This is Myth 2 of 27 Myths about divorce that aren't likely to be true of Christians who love God and take their faith seriously.  So although these myths may be true for people who are selfish or immature, they aren't true for a person who invested their heart and soul into the relationship.  See all the myths on one page. See the next myth.

Myth 2: You just don’t take God-ordained marriage seriously.

TRUTH: Life-saving divorcees took marriage very seriously. Their spouse didn’t—with their actions—even if their words claim they did.

This myth says all divorce happens because people just aren’t committed these days. They don’t take their marriage vows seriously. They don’t want to do the hard work to keep their promises made before God, simply because they just don’t feel like it. People are quitters. They want the easy way out. And while this may be true of some people who divorce, it doesn't describe the nearly 50% of divorced people who needed a life-saving divorce, according to researchers.

Maybe you've heard other versions of this myth:

    • You've been affected by the moral decay of Hollywood.
    • You valued your personal freedom and individuality over family and the common good.
    • You chose your own happiness over that of your kids. (See myth 21.)
    • You didn't care about commitment. You just went with "whatever floats your boat."
    • You don't care about family values; you're just selfish.
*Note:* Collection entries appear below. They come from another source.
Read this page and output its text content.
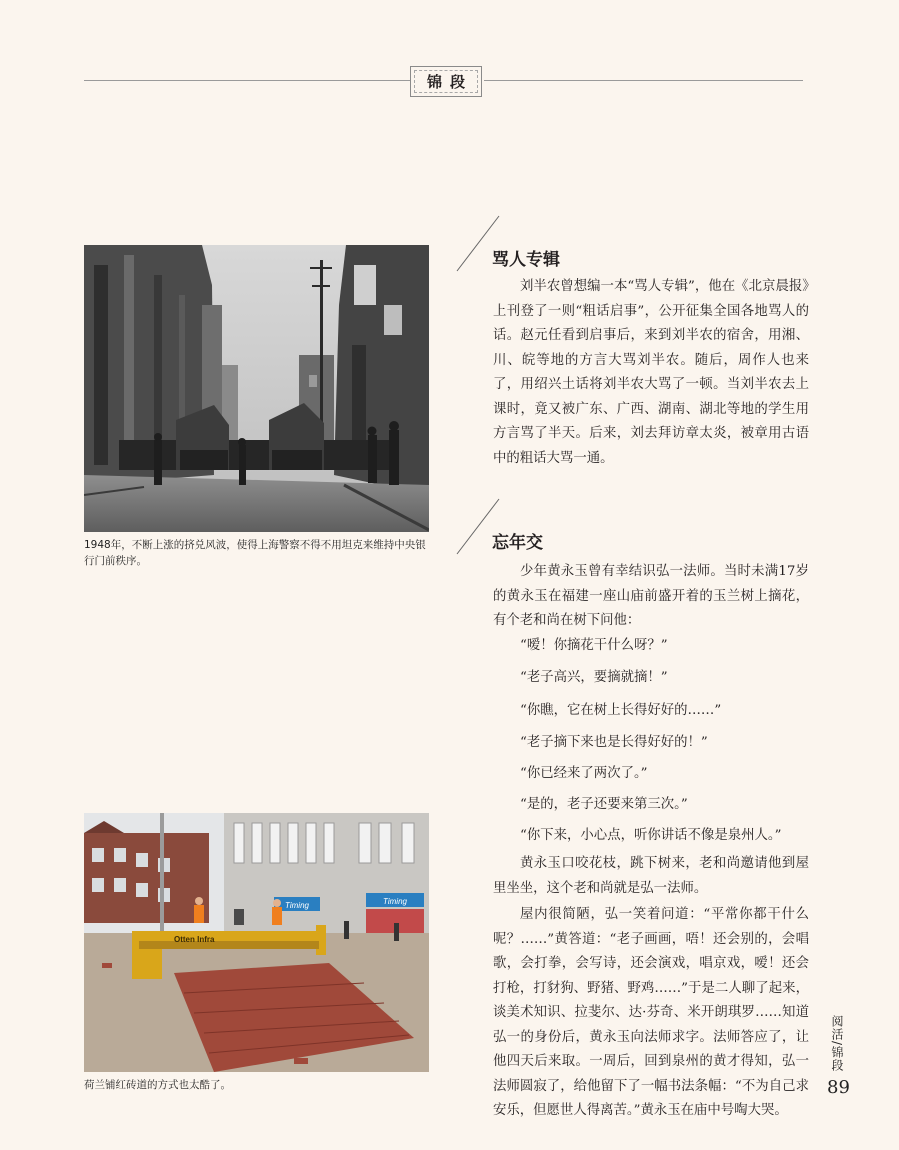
锦段
1948年，不断上涨的挤兑风波，使得上海警察不得不用坦克来维持中央银行门前秩序。
Timing	Timing
Otten Infra
荷兰铺红砖道的方式也太酷了。
骂人专辑

刘半农曾想编一本“骂人专辑”，他在《北京晨报》上刊登了一则“粗话启事”，公开征集全国各地骂人的话。赵元任看到启事后，来到刘半农的宿舍，用湘、川、皖等地的方言大骂刘半农。随后，周作人也来了，用绍兴土话将刘半农大骂了一顿。当刘半农去上课时，竟又被广东、广西、湖南、湖北等地的学生用方言骂了半天。后来，刘去拜访章太炎，被章用古语中的粗话大骂一通。

忘年交

少年黄永玉曾有幸结识弘一法师。当时未满17岁的黄永玉在福建一座山庙前盛开着的玉兰树上摘花，有个老和尚在树下问他：

“嗳！你摘花干什么呀？”

“老子高兴，要摘就摘！”

“你瞧，它在树上长得好好的……”

“老子摘下来也是长得好好的！”

“你已经来了两次了。”

“是的，老子还要来第三次。”

“你下来，小心点，听你讲话不像是泉州人。”

黄永玉口咬花枝，跳下树来，老和尚邀请他到屋里坐坐，这个老和尚就是弘一法师。

屋内很简陋，弘一笑着问道：“平常你都干什么呢？……”黄答道：“老子画画，唔！还会别的，会唱歌，会打拳，会写诗，还会演戏，唱京戏，嗳！还会打枪，打豺狗、野猪、野鸡……”于是二人聊了起来，谈美术知识、拉斐尔、达·芬奇、米开朗琪罗……知道弘一的身份后，黄永玉向法师求字。法师答应了，让他四天后来取。一周后，回到泉州的黄才得知，弘一法师圆寂了，给他留下了一幅书法条幅：“不为自己求安乐，但愿世人得离苦。”黄永玉在庙中号啕大哭。

阅活/锦段
89
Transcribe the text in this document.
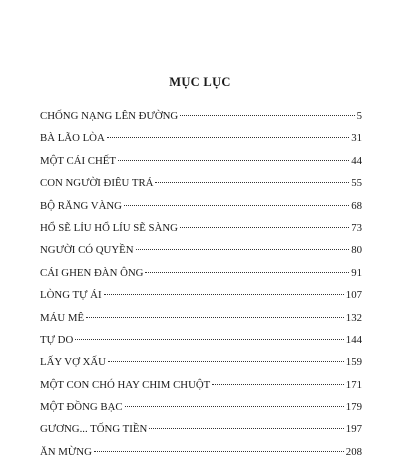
MỤC LỤC
CHỐNG NẠNG LÊN ĐƯỜNG	5
BÀ LÃO LÒA	31
MỘT CÁI CHẾT	44
CON NGƯỜI ĐIÊU TRÁ	55
BỘ RĂNG VÀNG	68
HỔ SẼ LỈU HỔ LÍU SẼ SÀNG	73
NGƯỜI CÓ QUYỀN	80
CÁI GHEN ĐÀN ÔNG	91
LÒNG TỰ ÁI	107
MÁU MÊ	132
TỰ DO	144
LẤY VỢ XẤU	159
MỘT CON CHÓ HAY CHIM CHUỘT	171
MỘT ĐỒNG BẠC	179
GƯƠNG... TỐNG TIỀN	197
ĂN MỪNG	208
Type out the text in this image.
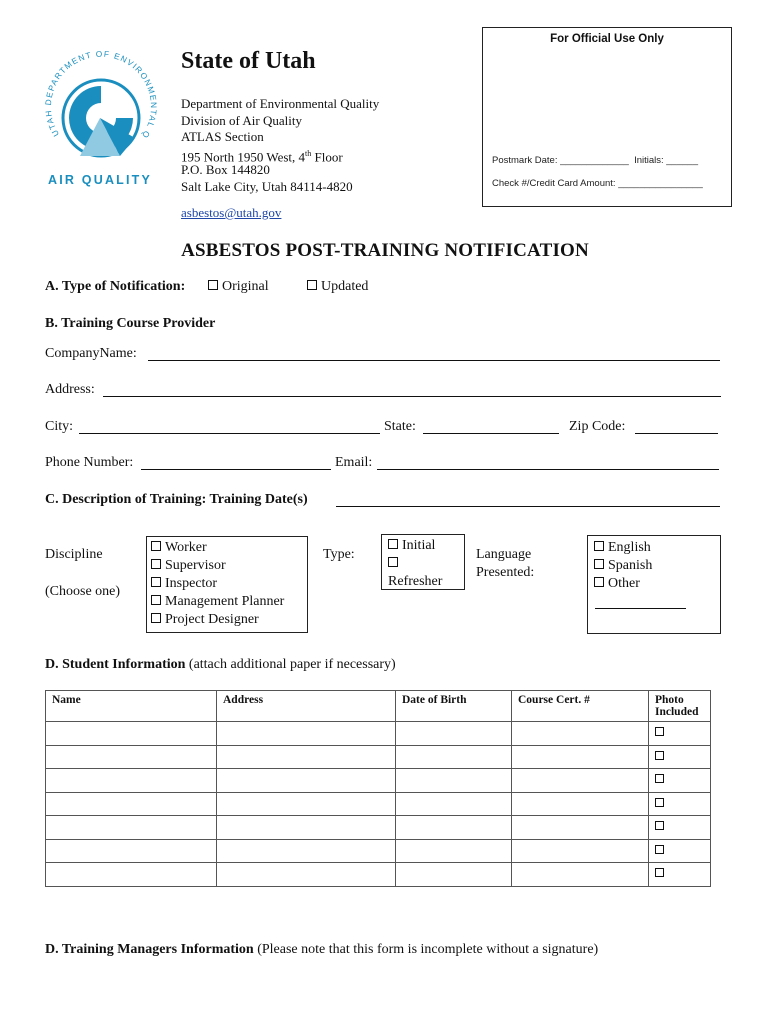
UTAH DEPARTMENT OF ENVIRONMENTAL Q
AIR QUALITY
State of Utah
Department of Environmental Quality
Division of Air Quality
ATLAS Section
195 North 1950 West, 4th Floor
P.O. Box 144820
Salt Lake City, Utah 84114-4820
asbestos@utah.gov
For Official Use Only
Postmark Date: _____________  Initials: ______
Check #/Credit Card Amount: ________________
ASBESTOS POST-TRAINING NOTIFICATION
A. Type of Notification:	Original	Updated
B. Training Course Provider
CompanyName:
Address:
City:	State:	Zip Code:
Phone Number:	Email:
C. Description of Training: Training Date(s)
Discipline
(Choose one)
Worker
Supervisor
Inspector
Management Planner
Project Designer
Type:
Initial
Refresher
Language
Presented:
English
Spanish
Other
D. Student Information (attach additional paper if necessary)
Name	Address	Date of Birth	Course Cert. #	Photo Included

D. Training Managers Information (Please note that this form is incomplete without a signature)
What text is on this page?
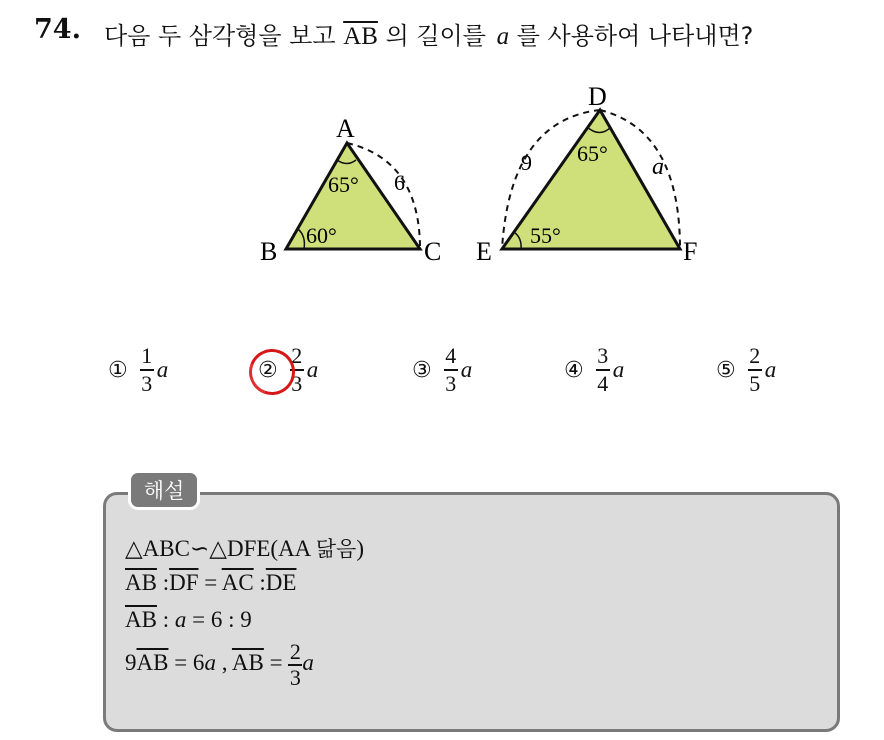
74. 다음 두 삼각형을 보고 $\overline{AB}$ 의 길이를 a 를 사용하여 나타내면?
A
B	C
65°
60°
6
D
E	F
65°
55°
9	a
① $\frac{1}{3}$ a	② $\frac{2}{3}$ a	③ $\frac{4}{3}$ a	④ $\frac{3}{4}$ a	⑤ $\frac{2}{5}$ a
해설
△ABC∽△DFE(AA 닮음)
$\overline{AB}$ $:\overline{DF} = \overline{AC}$ $:\overline{DE}$
$\overline{AB}$ : a = 6 : 9
$9\overline{AB} = 6a$ , $\overline{AB} = \frac{2}{3}$ a
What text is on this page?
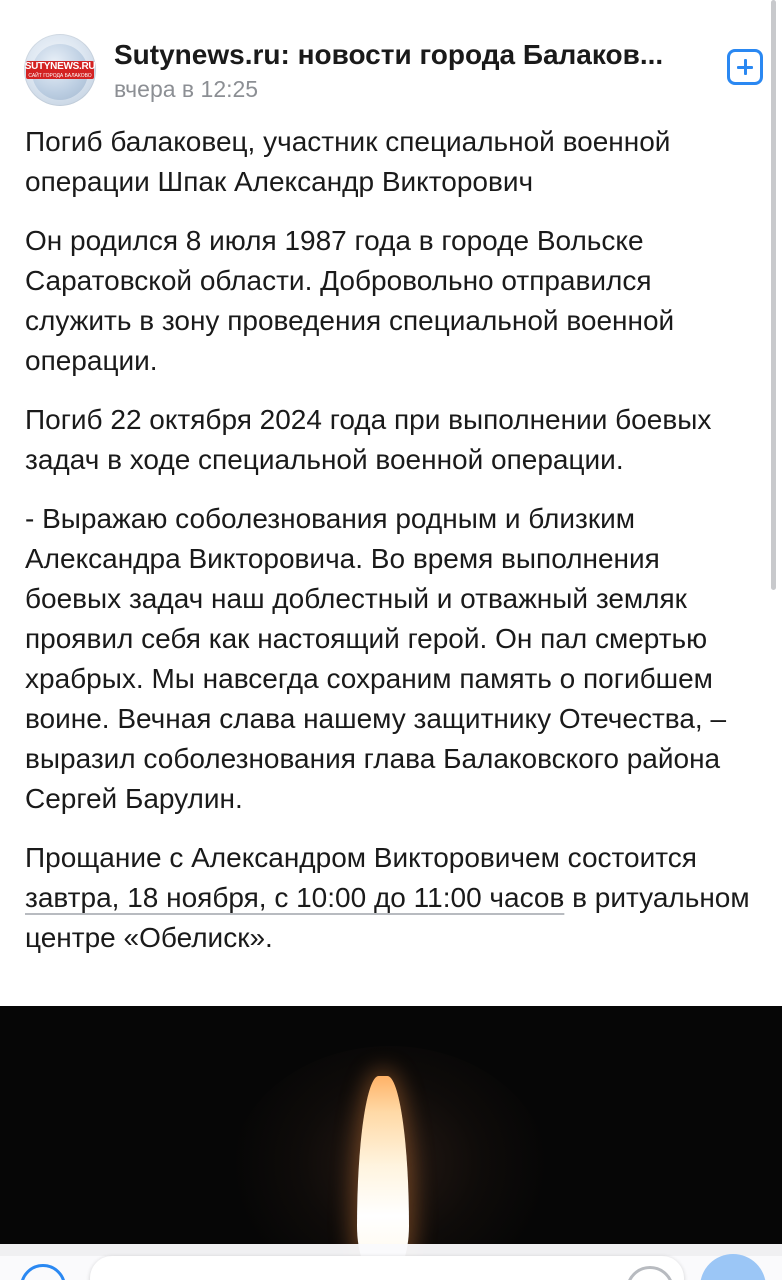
SUTYNEWS.RU
САЙТ ГОРОДА БАЛАКОВО
Sutynews.ru: новости города Балаков...
вчера в 12:25

Погиб балаковец, участник специальной военной операции Шпак Александр Викторович

Он родился 8 июля 1987 года в городе Вольске Саратовской области. Добровольно отправился служить в зону проведения специальной военной операции.

Погиб 22 октября 2024 года при выполнении боевых задач в ходе специальной военной операции.

- Выражаю соболезнования родным и близким Александра Викторовича. Во время выполнения боевых задач наш доблестный и отважный земляк проявил себя как настоящий герой. Он пал смертью храбрых. Мы навсегда сохраним память о погибшем воине. Вечная слава нашему защитнику Отечества, – выразил соболезнования глава Балаковского района Сергей Барулин.

Прощание с Александром Викторовичем состоится завтра, 18 ноября, с 10:00 до 11:00 часов в ритуальном центре «Обелиск».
But this myth is not true of people who need life-saving divorces. Most of them were committed to their marriage vows; they took their responsibilities seriously; and they believed in the sanctity of marriage. If brought up in a Christian home, they were told, nearly from the day they were born, that their path would include marriage, as the highest good. They entered their marriage with dedication, commitment, competence, and the determination to go the distance.

They invested in the marriage, expending time, energy, money, and emotion into making the home a nurturing place. But their spouse chose to be abusive or to cheat—and in doing so broke the sanctity of the marriage. While one spouse was setting up counseling appointments, begging God to heal their marriage, trying to keep the house, trying to keep a roof over their head, and doing everything to avoid conflict, the other spouse took advantage of the situation.

Granted, many spouses appreciate the effort their partner puts in and express gratitude for it. And they too expend energy to make the home loving and safe.

But where there's abuse and betrayal, the badly behaved spouse feel entitled to having their cake and eating it too. So while the invested spouse is bending over backward, praying, fasting, trying to be more forgiving, and more sexually available, the other one was cheating, being cruel and manipulative, and hoping the responsible spouse wouldn't notice, or if they did, wouldn't say anything. As one woman explained it—

"And what if, despite the years of prayer and hanging in there and trying to save your marriage and fixing it, your spouse would rather not be changed, because it all works very well for them?" —Leonie Ozemoya

Abusers like to abuse. Cheaters like to cheat.  It works for them.

Think about it this way. If that innocent spouse hadn’t been committed to their marriage, hadn’t wanted it to be lifelong, and hadn’t been optimistic about change, they would have exited at the first sign of abuse or betrayal or neglect. Abused spouses, de facto, are the ones who took their vows seriously and thought they could fix the marriage.

In contrast—

An abuser or cheater
forfeits the right to remain married.

If you did the hard work to save the marriage, while your spouse exploited your generous nature, say to yourself:

  • I kept my vows before God—to love, nurture, and cherish—but my spouse did not.
  • I expended time, effort, emotion, and sometimes drove myself to exhaustion to make my home safe and loving. But unless the other spouse does too, no one can do it single-handedly.
  • Some divorces may be due to selfishness. Mine wasn’t.
  • I can take the Bible, God, my faith, and the institution of marriage seriously—and still choose to get divorced.
  • I will hold my head high because I did the right thing for myself and my kids. No one should live in an unsafe home.


Divorce is not evidence of moral decay.